Luxembourg as a preferred financing centre for the structuring of the secondary segment
In Europe, continuation vehicles are generally formed as multi-asset continuation funds for diversification purposes, contrary to the US where single-asset vehicles predominate. Given Luxembourg’s strategic situation at the crossroads of Europe and its established financial expertise, Luxembourg is becoming an increasingly competitive location for initiators to structure and set up their secondary funds and notably their continuation vehicles.
The rapid development of Luxembourg’s alternative investment fund servicing infrastructure, combined with the steadily evolving legal structuring toolbox, has enabled Luxembourg to become the leading EU centre for domiciling alternative investment fund managers, alternative investment funds and their acquisition vehicles in the same jurisdiction. In Luxembourg, there is a complete fund structuring toolbox to respond to each investment manager’s specific needs.
Whatever the initiator’s priorities in terms of structuring secondary funds, the wide range of Luxembourg vehicles available should satisfy initiators’ and investors’ needs by accommodating (semi-) open-ended and closed-ended strategies with different levels of regulation, from the classic non-regulated special purpose vehicles, special limited partnerships and reserved alternative investment funds (RAIFs), to the regulated specialised investments (SIFs) and sociétés d’investissement en capital à risque (SICARs).
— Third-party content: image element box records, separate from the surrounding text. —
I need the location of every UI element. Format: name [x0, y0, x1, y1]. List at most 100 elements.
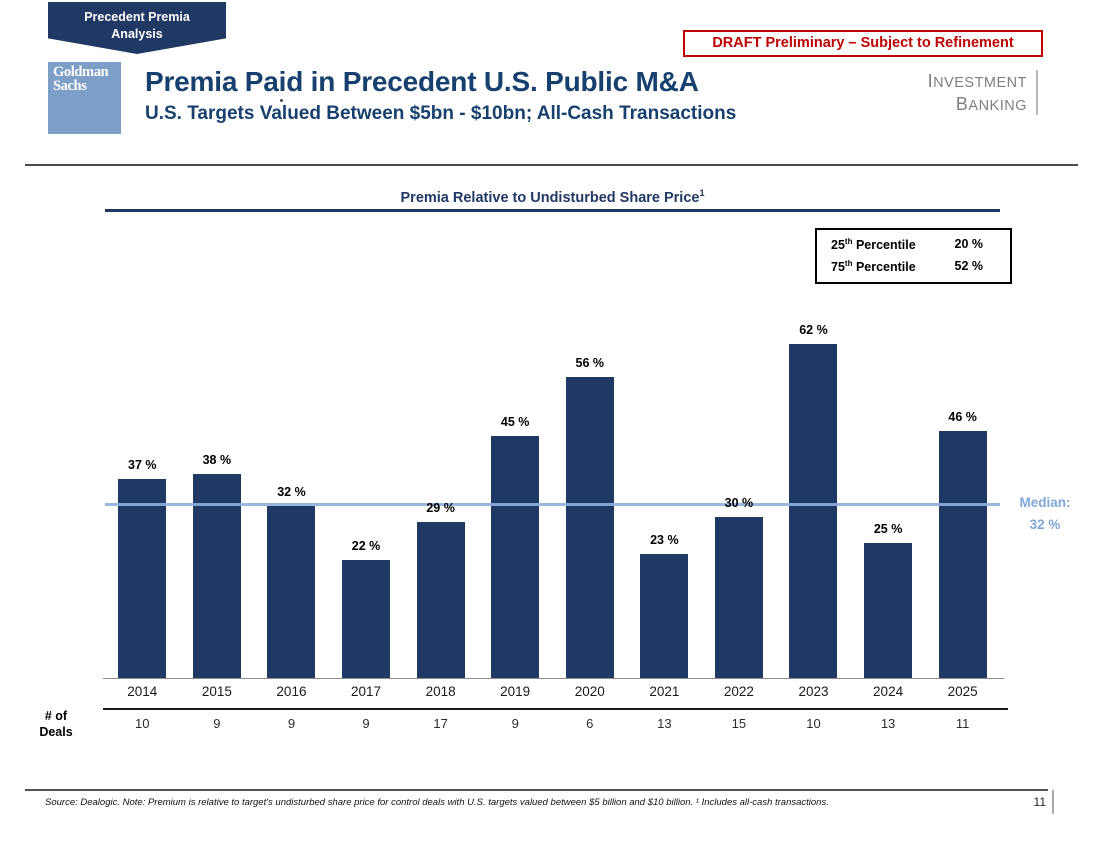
bar-column: 23 % [627, 220, 702, 678]
year-label: 2020 [574, 684, 605, 699]
bar-chart-plot: 37 % 38 % 32 % 22 % 29 % 45 % 56 % 23 % 30 % 62 %… [105, 220, 1000, 678]
year-label: 2024 [873, 684, 904, 699]
stray-dot [280, 99, 283, 102]
bar-value-label: 25 % [873, 522, 903, 536]
deal-count: 11 [955, 716, 970, 731]
chart-title-text: Premia Relative to Undisturbed Share Pri… [400, 189, 700, 206]
bar [192, 474, 241, 678]
year-label: 2015 [201, 684, 232, 699]
deal-count: 9 [287, 716, 296, 731]
section-tab-line2: Analysis [111, 26, 163, 41]
chart-title-footnote-marker: 1 [699, 188, 705, 198]
median-label-line2: 32 % [1029, 516, 1061, 532]
bar-column: 46 % [925, 220, 1000, 678]
deals-label-line2: Deals [39, 724, 73, 739]
bar-column: 32 % [254, 220, 329, 678]
bar-column: 22 % [329, 220, 404, 678]
deal-counts-row: 10 9 9 9 17 9 6 13 15 10 13 11 [105, 716, 1000, 731]
year-label: 2022 [723, 684, 754, 699]
bar-value-label: 46 % [948, 410, 977, 424]
deal-count: 10 [135, 716, 150, 731]
bar-column: 45 % [478, 220, 553, 678]
bar [565, 377, 614, 678]
deal-count: 10 [806, 716, 821, 731]
division-line2: Banking [955, 93, 1027, 114]
bar-column: 37 % [105, 220, 180, 678]
section-tab-line1: Precedent Premia [84, 10, 190, 24]
deal-count: 6 [586, 716, 594, 731]
deals-row-label: # of Deals [25, 709, 87, 740]
year-label: 2016 [276, 684, 307, 699]
bar-value-label: 22 % [351, 539, 381, 553]
logo-line1: Goldman [53, 64, 109, 80]
deal-count: 9 [213, 716, 221, 731]
bar-value-label: 37 % [128, 458, 157, 472]
bar [789, 344, 838, 678]
draft-stamp: DRAFT Preliminary – Subject to Refinemen… [683, 30, 1043, 57]
bar-column: 29 % [403, 220, 478, 678]
bar [864, 543, 913, 678]
year-label: 2021 [649, 684, 680, 699]
logo-line2: Sachs [53, 77, 87, 94]
deal-count: 13 [657, 716, 672, 731]
percentile-75-label: 75th Percentile [831, 259, 916, 275]
bar-column: 62 % [776, 220, 851, 678]
page-number: 11 [1033, 795, 1046, 809]
percentile-box: 25th Percentile 20 % 75th Percentile 52 … [815, 228, 1012, 284]
bar-value-label: 30 % [724, 496, 754, 510]
deals-label-line1: # of [44, 709, 68, 723]
median-line [105, 503, 1000, 506]
bar [938, 431, 987, 678]
bar-value-label: 62 % [799, 323, 828, 337]
footer-divider [25, 789, 1048, 791]
division-line1: Investment [927, 71, 1027, 91]
header-divider [25, 164, 1078, 166]
bar [267, 506, 316, 678]
year-label: 2018 [425, 684, 456, 699]
bar [640, 554, 689, 678]
year-label: 2023 [798, 684, 829, 699]
deals-divider-line [103, 708, 1008, 710]
page-number-bar [1052, 790, 1054, 814]
bar [714, 517, 763, 678]
bar [118, 479, 167, 678]
year-label: 2014 [127, 684, 158, 699]
bar [491, 436, 540, 678]
year-labels-row: 2014 2015 2016 2017 2018 2019 2020 2021 2022 2023… [105, 684, 1000, 699]
section-tab-banner: Precedent Premia Analysis [48, 2, 226, 54]
page-title: Premia Paid in Precedent U.S. Public M&A [145, 66, 699, 97]
bar-value-label: 32 % [277, 485, 306, 499]
chart-title: Premia Relative to Undisturbed Share Pri… [105, 188, 1000, 206]
deal-count: 13 [880, 716, 896, 731]
bars-container: 37 % 38 % 32 % 22 % 29 % 45 % 56 % 23 % 30 % 62 %… [105, 220, 1000, 678]
percentile-25-value: 20 % [954, 237, 984, 252]
deal-count: 15 [731, 716, 747, 731]
division-block: Investment Banking [860, 70, 1038, 115]
bar-column: 25 % [851, 220, 926, 678]
deal-count: 9 [511, 716, 519, 731]
source-note: Source: Dealogic. Note: Premium is relat… [45, 797, 829, 808]
percentile-25-label: 25th Percentile [831, 237, 916, 253]
bar-value-label: 45 % [500, 415, 530, 429]
page-subtitle: U.S. Targets Valued Between $5bn - $10bn… [145, 103, 737, 124]
bar [416, 522, 465, 678]
x-axis-line [103, 678, 1004, 679]
bar-column: 30 % [702, 220, 777, 678]
goldman-sachs-logo: Goldman Sachs [48, 62, 121, 134]
bar-column: 56 % [552, 220, 627, 678]
deal-count: 9 [362, 716, 370, 731]
bar-value-label: 23 % [650, 533, 679, 547]
deal-count: 17 [433, 716, 448, 731]
median-label: Median: 32 % [1010, 492, 1080, 535]
bar [342, 560, 391, 678]
percentile-row-25: 25th Percentile 20 % [831, 237, 983, 252]
percentile-75-value: 52 % [954, 259, 984, 274]
year-label: 2017 [351, 684, 382, 699]
year-label: 2025 [947, 684, 978, 699]
bar-value-label: 38 % [202, 453, 232, 467]
chart-title-underline [105, 209, 1000, 212]
median-label-line1: Median: [1019, 495, 1071, 510]
percentile-row-75: 75th Percentile 52 % [831, 259, 983, 274]
bar-value-label: 56 % [575, 356, 605, 370]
As Luxembourg is a member of the European Union, the marketing of a secondary fund qualifying as an alternative investment fund (AIF) can be accomplished without difficulty within the European Union because of the alternative investment funds directive (AIFMD) marketing passport.
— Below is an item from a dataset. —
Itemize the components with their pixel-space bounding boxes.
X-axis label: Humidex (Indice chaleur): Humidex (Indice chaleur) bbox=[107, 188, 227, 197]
As an alternative to non-regulated special purpose vehicles, secondary funds formed as continuation vehicles could also be organised as special purpose acquisition companies (or SPACs) which, if needed, could be structured to be eligible for the alternative investment fund status under the AIFMD. A SPAC could be a solution for a single asset deal and/or for an entire portfolio depending on general partner liquidity needs.
Once again, Luxembourg knows how to play the game admirably well and appears to be one of the favoured financing hubs with respect to secondaries segment structuring. Thanks to its political stability, its corporate flexibility and its efficient and sophisticated investment fund toolbox, as well as the fact that it is an established and well-known GPs and LPs financial centre for primary deals, it has become a key centre for GPs and LPs to build their secondary vehicles.